FXStreet (Bali) - Zhiwei Zhang, Economist at Nomura, notes yet another sign of easing measures coming in China, after Premier Li Keqiang chaired a State Council meeting to roll out measures to support growth.

Key Quotes

"The meeting focused on shantytown renovations, railway construction, and extending preferential tax policy to more small companies. The Meeting revealed that China will build more than 6,600km of new railway in 2014, a 1000km increase from 2013, 80% of which will be located in the middle and west regions."

"Shantytown renovation and railway investment were discussed in past State Council meetings, but this Meeting clarified financing sources. This is important in our view, as it suggests credit supply (as measured by total social financing) may pick up in Q2. For shantytown renovations, the decision was taken to “let China Development Bank to issue special home financing bond to the Postal Saving Bank and other investors”."

"In addition, the government also “encourages commercial banks, pension fund, and insurance institutions to actively participate in shantytown renovations”. For railway construction, it was decided to deepen railway investment and financing system reform, and set up a railway development fund. This will also try to attract social capital investment, aiming to fund RMB200-300bn each year. China will also issue railway construction bonds totalling RMB150bn this year."

"These measures clearly show that the pace of policy easing is picking up. Premier Li sent the first signal during the State Council meeting on 20 March and the second signal during his trip to Liaoning province on 26 March. This third signal from Wed's State Council meeting reinforces our view of policy easing."

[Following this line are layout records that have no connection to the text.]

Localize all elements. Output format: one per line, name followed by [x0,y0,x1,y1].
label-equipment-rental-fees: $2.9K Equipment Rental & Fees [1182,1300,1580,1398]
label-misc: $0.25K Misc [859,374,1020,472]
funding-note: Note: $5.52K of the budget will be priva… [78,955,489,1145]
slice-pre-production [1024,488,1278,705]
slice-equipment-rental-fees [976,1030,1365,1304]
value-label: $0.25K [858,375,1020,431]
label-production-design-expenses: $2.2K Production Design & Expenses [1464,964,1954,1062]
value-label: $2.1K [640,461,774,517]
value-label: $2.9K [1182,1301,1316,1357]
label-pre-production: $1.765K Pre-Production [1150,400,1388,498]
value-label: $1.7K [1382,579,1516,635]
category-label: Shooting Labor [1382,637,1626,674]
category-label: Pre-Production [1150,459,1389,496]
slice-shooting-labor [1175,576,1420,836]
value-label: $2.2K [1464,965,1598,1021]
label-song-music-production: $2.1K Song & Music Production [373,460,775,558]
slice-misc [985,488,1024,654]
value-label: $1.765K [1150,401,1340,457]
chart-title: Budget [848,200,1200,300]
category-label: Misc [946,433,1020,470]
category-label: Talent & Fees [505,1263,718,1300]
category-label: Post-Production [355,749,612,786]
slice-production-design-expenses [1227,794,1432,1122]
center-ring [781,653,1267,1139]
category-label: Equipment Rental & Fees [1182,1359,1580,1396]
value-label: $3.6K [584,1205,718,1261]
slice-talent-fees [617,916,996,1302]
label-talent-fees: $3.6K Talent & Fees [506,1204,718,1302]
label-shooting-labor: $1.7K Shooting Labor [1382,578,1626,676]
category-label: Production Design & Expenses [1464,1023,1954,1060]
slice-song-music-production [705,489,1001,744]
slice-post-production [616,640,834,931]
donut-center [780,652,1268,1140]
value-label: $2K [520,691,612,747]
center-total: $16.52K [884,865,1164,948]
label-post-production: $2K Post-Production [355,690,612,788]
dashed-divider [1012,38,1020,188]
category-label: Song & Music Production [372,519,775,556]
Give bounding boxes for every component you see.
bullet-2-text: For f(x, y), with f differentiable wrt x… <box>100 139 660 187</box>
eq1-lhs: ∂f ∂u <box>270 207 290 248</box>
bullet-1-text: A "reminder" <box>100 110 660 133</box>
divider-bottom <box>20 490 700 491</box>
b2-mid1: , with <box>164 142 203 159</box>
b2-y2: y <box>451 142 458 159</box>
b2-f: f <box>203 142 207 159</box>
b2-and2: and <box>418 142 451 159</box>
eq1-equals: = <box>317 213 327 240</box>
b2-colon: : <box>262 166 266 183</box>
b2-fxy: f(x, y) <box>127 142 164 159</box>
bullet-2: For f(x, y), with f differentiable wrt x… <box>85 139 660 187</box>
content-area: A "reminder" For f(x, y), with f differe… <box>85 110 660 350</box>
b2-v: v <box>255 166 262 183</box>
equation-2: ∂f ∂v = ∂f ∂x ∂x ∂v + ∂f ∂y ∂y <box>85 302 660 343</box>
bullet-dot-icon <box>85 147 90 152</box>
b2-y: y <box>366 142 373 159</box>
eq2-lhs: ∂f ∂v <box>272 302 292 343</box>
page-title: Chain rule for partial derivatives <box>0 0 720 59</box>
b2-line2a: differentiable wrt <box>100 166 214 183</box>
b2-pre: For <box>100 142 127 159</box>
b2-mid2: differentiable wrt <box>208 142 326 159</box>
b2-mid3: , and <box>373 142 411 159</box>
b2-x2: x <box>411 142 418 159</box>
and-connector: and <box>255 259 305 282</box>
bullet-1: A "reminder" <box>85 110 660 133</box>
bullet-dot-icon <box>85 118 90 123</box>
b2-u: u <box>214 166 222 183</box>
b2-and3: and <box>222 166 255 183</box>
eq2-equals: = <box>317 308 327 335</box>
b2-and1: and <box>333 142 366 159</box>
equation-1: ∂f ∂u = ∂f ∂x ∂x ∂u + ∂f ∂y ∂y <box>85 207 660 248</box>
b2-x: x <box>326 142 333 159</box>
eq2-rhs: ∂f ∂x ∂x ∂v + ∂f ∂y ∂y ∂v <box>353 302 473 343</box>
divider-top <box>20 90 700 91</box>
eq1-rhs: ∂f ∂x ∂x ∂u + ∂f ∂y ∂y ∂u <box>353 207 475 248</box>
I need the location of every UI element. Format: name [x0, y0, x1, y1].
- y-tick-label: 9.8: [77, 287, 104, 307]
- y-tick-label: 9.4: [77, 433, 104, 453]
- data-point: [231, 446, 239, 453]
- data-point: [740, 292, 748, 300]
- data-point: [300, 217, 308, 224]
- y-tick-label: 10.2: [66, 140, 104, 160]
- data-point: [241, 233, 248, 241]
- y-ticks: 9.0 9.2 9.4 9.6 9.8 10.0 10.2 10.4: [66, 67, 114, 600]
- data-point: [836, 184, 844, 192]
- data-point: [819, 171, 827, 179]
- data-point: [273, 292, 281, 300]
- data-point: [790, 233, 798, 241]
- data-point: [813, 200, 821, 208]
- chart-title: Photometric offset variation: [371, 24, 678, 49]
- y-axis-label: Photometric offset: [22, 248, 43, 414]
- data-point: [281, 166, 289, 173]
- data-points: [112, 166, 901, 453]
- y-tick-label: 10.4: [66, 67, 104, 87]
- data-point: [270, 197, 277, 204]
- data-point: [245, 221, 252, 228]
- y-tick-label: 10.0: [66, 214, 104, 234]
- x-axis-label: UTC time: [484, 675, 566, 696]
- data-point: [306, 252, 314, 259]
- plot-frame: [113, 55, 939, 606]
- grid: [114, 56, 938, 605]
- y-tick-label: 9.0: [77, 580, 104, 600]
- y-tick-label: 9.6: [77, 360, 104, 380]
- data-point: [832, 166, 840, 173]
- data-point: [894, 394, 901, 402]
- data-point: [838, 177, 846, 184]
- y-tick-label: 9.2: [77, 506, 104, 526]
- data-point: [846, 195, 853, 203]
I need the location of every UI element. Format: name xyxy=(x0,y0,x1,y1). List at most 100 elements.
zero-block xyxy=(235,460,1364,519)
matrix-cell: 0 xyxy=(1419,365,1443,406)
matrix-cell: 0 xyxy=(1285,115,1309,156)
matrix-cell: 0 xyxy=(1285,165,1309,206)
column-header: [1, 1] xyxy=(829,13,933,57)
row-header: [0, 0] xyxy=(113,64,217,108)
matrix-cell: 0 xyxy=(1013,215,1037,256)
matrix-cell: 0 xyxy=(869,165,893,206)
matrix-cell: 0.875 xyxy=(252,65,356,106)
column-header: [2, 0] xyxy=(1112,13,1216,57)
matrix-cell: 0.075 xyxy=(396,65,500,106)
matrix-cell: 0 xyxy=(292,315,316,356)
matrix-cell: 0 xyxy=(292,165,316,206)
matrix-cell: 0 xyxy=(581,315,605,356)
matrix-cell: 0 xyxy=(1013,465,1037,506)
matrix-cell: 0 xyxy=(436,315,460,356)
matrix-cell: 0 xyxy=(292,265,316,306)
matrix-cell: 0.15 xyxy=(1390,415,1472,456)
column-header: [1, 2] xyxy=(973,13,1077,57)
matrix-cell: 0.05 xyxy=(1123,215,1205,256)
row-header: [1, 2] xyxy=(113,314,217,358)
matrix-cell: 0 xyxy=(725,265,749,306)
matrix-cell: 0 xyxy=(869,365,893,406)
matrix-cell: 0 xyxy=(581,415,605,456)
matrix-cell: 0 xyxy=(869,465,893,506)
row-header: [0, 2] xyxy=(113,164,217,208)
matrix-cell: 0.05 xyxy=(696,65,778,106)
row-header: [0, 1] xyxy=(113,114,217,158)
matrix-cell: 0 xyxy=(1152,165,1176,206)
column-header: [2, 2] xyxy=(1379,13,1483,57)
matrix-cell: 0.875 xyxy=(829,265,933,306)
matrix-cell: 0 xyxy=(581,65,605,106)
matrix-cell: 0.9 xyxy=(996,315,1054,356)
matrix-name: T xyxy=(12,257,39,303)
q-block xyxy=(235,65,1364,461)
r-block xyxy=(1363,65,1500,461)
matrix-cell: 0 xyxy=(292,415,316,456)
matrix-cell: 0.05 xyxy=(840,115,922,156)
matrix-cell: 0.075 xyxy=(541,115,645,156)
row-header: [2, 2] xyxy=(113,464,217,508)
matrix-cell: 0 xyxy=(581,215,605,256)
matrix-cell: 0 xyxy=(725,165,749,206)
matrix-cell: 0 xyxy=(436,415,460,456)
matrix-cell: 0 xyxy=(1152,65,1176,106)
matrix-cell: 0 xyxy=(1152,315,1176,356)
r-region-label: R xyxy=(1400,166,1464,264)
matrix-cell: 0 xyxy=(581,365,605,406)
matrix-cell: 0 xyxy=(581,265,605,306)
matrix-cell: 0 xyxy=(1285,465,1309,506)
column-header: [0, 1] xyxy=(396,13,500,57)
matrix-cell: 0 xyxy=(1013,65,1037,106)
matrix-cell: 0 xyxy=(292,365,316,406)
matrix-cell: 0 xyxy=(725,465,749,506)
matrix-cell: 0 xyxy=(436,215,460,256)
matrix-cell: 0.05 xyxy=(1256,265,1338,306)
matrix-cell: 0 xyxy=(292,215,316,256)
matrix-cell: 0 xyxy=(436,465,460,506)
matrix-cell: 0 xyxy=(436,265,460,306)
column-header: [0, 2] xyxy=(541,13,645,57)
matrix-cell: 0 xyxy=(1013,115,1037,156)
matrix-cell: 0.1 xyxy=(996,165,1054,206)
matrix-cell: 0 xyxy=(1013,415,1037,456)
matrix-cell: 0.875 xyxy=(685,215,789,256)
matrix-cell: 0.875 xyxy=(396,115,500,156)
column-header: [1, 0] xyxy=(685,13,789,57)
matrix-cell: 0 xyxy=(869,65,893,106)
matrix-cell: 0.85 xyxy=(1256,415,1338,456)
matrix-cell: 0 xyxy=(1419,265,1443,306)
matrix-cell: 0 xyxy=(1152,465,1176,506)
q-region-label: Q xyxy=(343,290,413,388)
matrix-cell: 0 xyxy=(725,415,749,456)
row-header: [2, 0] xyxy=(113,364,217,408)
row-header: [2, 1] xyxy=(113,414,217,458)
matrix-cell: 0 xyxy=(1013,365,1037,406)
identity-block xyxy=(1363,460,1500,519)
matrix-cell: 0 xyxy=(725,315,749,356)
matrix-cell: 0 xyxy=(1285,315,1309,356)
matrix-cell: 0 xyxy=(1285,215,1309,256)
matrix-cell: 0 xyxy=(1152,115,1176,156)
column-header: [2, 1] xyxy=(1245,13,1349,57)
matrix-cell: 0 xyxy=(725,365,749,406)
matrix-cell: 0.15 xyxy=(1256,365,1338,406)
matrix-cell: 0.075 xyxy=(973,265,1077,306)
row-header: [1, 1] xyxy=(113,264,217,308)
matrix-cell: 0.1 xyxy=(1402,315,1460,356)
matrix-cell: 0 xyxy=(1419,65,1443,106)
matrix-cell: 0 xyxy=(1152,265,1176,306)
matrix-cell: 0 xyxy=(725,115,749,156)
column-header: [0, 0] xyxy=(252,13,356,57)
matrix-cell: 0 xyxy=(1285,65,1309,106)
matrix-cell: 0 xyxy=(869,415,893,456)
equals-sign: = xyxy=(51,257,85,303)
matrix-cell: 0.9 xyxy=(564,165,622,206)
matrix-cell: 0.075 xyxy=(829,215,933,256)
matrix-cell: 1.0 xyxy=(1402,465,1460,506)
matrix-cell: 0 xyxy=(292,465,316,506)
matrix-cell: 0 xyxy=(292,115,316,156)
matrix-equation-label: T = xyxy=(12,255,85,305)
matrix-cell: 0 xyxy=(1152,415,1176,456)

"Economic momentum may have stayed weak in March. We expect Q1 GDP growth at 7.3% y-o-y, with risks to the downside. Growth likely will drop below 7% in Q2 or Q3, without a pick-up in policy easing. We reiterate our view that both monetary and fiscal policies will be loosened in Q2. We expect a cut in the reserve requirement ratio by 50bp in Q2 and another cut in Q3. The likelihood of an interest rate cut is rising as well, although it is not yet our baseline view."